Sogar mit eigenen Schriften oder Aufsätzen hörte er, nach der ergiebigen Zeit von 1762—66, in seinen letzten Magisterjahren ganz auf, abgesehen von der in den 'Königsberger Frag- und Anzeigungsnachrichten' von 1768 veröffentlichten, nur wenige Seiten zählenden Abhandlung 'Von dem ersten Grunde des Unterschiedes der Gegenden im Räume', die schon einen Vorläufer der Inaugural-Dissertation von 1770 darstellt, darum inhaltlich besser im Zusammenhang mit dieser behandelt wird.
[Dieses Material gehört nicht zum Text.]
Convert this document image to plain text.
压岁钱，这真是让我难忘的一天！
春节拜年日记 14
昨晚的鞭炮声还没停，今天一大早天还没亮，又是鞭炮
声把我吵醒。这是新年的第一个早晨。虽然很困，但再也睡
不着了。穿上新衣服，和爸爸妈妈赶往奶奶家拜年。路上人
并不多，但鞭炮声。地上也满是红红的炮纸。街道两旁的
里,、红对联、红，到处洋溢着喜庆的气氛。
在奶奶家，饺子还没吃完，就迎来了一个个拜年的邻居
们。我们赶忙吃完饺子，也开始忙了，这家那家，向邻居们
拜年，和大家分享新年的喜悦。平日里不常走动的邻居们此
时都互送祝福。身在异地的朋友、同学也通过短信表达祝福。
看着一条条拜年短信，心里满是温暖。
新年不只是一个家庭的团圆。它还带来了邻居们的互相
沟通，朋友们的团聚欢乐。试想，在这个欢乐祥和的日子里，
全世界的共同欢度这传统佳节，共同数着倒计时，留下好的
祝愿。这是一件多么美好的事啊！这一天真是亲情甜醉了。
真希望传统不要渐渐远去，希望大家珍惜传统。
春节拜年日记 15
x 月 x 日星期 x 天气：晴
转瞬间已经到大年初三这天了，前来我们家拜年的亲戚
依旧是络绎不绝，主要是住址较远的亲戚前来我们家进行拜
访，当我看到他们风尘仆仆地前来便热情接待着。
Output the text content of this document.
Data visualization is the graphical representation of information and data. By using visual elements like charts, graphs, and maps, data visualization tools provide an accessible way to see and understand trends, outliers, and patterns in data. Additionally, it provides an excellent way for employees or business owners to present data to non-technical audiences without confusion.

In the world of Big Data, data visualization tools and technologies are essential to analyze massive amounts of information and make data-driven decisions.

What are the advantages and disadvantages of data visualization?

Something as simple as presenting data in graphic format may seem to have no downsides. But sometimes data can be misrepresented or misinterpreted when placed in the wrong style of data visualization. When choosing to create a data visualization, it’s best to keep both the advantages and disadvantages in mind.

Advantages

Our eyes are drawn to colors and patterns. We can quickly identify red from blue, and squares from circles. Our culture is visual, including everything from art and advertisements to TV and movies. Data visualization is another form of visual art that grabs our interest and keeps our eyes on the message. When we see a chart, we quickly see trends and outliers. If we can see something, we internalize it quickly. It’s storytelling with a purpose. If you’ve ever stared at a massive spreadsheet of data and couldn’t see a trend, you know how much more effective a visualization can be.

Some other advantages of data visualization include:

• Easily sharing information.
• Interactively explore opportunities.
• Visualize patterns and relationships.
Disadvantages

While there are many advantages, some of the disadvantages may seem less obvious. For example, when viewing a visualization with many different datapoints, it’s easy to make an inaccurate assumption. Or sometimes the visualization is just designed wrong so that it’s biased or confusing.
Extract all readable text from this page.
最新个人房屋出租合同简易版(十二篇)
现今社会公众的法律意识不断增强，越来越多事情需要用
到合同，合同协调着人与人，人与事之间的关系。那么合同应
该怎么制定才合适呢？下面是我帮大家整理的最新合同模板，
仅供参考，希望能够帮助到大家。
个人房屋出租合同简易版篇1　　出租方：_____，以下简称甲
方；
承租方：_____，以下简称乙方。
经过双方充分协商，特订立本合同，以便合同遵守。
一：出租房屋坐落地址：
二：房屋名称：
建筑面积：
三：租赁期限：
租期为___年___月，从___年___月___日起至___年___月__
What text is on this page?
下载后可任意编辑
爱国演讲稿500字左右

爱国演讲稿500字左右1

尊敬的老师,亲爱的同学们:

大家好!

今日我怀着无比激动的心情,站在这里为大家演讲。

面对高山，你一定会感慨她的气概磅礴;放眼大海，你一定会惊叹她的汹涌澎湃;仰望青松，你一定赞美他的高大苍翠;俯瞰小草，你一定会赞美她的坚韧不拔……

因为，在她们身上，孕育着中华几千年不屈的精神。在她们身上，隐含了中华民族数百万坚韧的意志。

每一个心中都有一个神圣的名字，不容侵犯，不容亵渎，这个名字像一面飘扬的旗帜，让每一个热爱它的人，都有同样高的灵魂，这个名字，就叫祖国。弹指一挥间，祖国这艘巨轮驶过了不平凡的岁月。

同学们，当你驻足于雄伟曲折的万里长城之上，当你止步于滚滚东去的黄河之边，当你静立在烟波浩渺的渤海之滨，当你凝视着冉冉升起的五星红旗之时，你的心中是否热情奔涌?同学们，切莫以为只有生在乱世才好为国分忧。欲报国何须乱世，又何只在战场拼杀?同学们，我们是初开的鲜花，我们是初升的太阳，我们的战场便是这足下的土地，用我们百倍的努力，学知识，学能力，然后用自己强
Woher dieser Umschwung? Wir können ihn verstehen, wenn wir uns in seine damalige Lage versetzen. Innere und äußere Gründe trafen zusammen. Innerlich das Suchen nach einem festen, endgültigen Standpunkt, den er zuweilen gefunden zu haben meint, um schließlich einzusehen, dass er sich getäuscht, dass er sich in immer neue Untersuchungen "einflechte", dazu die ermüdende akademische Arbeit: so dass ein Aufschub nach dem anderen nötig wird (Brief an Lambert vom 2. September 1770). Äußerlich der Gedanke, für den bereits in der Mitte der Vierziger stehenden, noch immer unbesoldeter Magister zu sein, Aussicht auf die ersehnte philosophische Professur nur durch den Tod des freilich bejahrten augenblicklichen Inhabers zu erhalten. Es ist wohl kaum ein Zufall, sondern ist den Empfindungen dieser langen, immer quälender werdenden Wartezeit entsprungen, wenn Kant sich öfters in dieser Zeit (vgl. Anthropologie § 64) mit den Gefühlen eines "Adjunkten" beschäftigt hat, der lange auf feste Anstellung warten muß und schließlich mit einem Gemisch von Traurigkeit und Freude dem "von ihm verehrten Vorgänger im Leichenbegängnisse folgt". Dazu kein Band der Ehe, keine näheren Familienbeziehungen. Kein Wunder, dass er jetzt auch zum ersten Male über körperliches Mißbehagen klagt, während er sich in seinen früheren Magisterjahren auch gesundheitlich besonders wohl gefühlt hatte. Was half es, dass sein Porträt unter den heimischen Berühmtheiten in Kanters Laden prangte, dass er mit seinem Kollegen Reusch allein von dem Berliner Ministerium im Mai 1767 eine lobende Anerkennung seines Fleißes und der guten Auswahl der Lehrbücher wegen erhielt, dass ihn im November 1769 ein K. R. Hausen in Halle in eine Sammlung von 'Biographien berühmter Philosophen und Geschichtsschreiber des 18. Jahrhunderts in und außer Deutschland' aufnehmen wollte? Auch zu dem Rufe nach Berlin, von dem Lambert in seinem Briefe vom 13. November 1765 andeutungsweise gesprochen, war es nicht gekommen.